4) **Antenna House Formatter**
- Pros: top-tier print fidelity; standards publishing; robust PDF/A options.
- Cons: license + operational complexity.
### Tier 3 (useful but limited)
5) **Vivliostyle / Paged.js**
- Pros: strong paged-media model in the web ecosystem.
- Cons: heavier runtime; often “HTML+JS render” rather than simple CLI.
6) **wkhtmltopdf**
- Pros: simple deploy story in legacy environments.
- Cons: outdated rendering model; limited CSS; not ideal for “high quality”.
## Capability matrix (what we care about)
We should encode an engine capability report (per run) for:
- paged media (margins, page size, running headers)
- hyphenation support + dictionaries
- font embedding/subsetting
- link handling (wrap/break strategy)
- footnotes (if we later support them)
- PDF/A options (later)
This capability map feeds QA:
- if engine can’t support a gate (e.g., true widow/orphan detection on PDF), QA should:
- run the best available approximation, and
- mark the gate as `skipped` with a reason, not `passed`.
## Determinism knobs (must record)
For every PDF render, write `out/render-log.json` including:
- engine name + version
- invocation args
- environment hints (OS, locale)
- “self-contained” mode on/off
- fonts policy + resolution (requested primary fonts, what fontconfig matched, and what fonts were embedded in the PDF)
- any warnings from the engine
If the engine is a browser:
- fix viewport
- disable external requests
- pin print settings (margins, background graphics, scaling)
## Security model
- Assume untrusted Markdown input (CI context).

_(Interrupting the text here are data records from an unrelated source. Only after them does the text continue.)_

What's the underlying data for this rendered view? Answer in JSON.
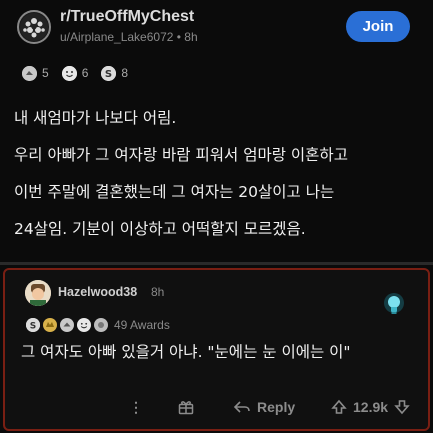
{
  "post": {
    "subreddit": "r/TrueOffMyChest",
    "author_line": "u/Airplane_Lake6072 • 8h",
    "join_label": "Join",
    "awards": [
      {
        "icon": "helpful-award-icon",
        "count": "5"
      },
      {
        "icon": "wholesome-award-icon",
        "count": "6"
      },
      {
        "icon": "silver-award-icon",
        "count": "8"
      }
    ],
    "body_lines": [
      "내 새엄마가 나보다 어림.",
      "우리 아빠가 그 여자랑 바람 피워서 엄마랑 이혼하고",
      "이번 주말에 결혼했는데 그 여자는 20살이고 나는",
      "24살임. 기분이 이상하고 어떡할지 모르겠음."
    ]
  },
  "comment": {
    "username": "Hazelwood38",
    "time": "8h",
    "awards_label": "49 Awards",
    "text": "그 여자도 아빠 있을거 아냐. \"눈에는 눈 이에는 이\"",
    "actions": {
      "more": "⋮",
      "reply_label": "Reply",
      "vote_count": "12.9k"
    }
  },
  "colors": {
    "join_button": "#2a6fd6",
    "comment_border": "#7a1f13",
    "background": "#0b0b0b"
  }
}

Mitigations:
- never execute embedded JS during HTML render (or use a hardened renderer container)
- disable network
- restrict filesystem access (mount only `out/` and input)
- If using headless browsers, treat them as an attack surface; run in locked-down containers.

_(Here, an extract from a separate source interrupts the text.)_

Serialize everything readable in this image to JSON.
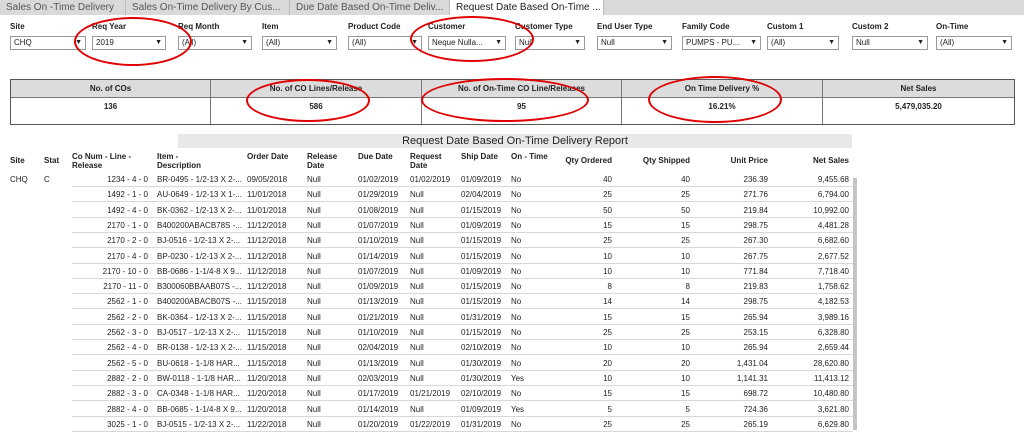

## Recommended v0.1 path (fastest)
1) Implement adapters for:
- Playwright (auto-detect)
- WeasyPrint (if installed)
2) Keep Prince/AH as optional adapters (stub + docs) until needed.
3) Use QA gates as the real value:
- link wrap, code/table overflow, stranded headings (HTML and PDF when possible)
This keeps delivery fast while preserving “compatible with the majors”.
## Future: “Engine parity” testing
Once adapters exist, add an integration job that renders the same fixtures through 2 engines (when available) and compares:
- gate metrics (should be within thresholds)
- file size ranges
- major layout regressions (e.g., table clipping incidents)
We don’t need pixel-perfect equivalence; we need “quality gates still pass”.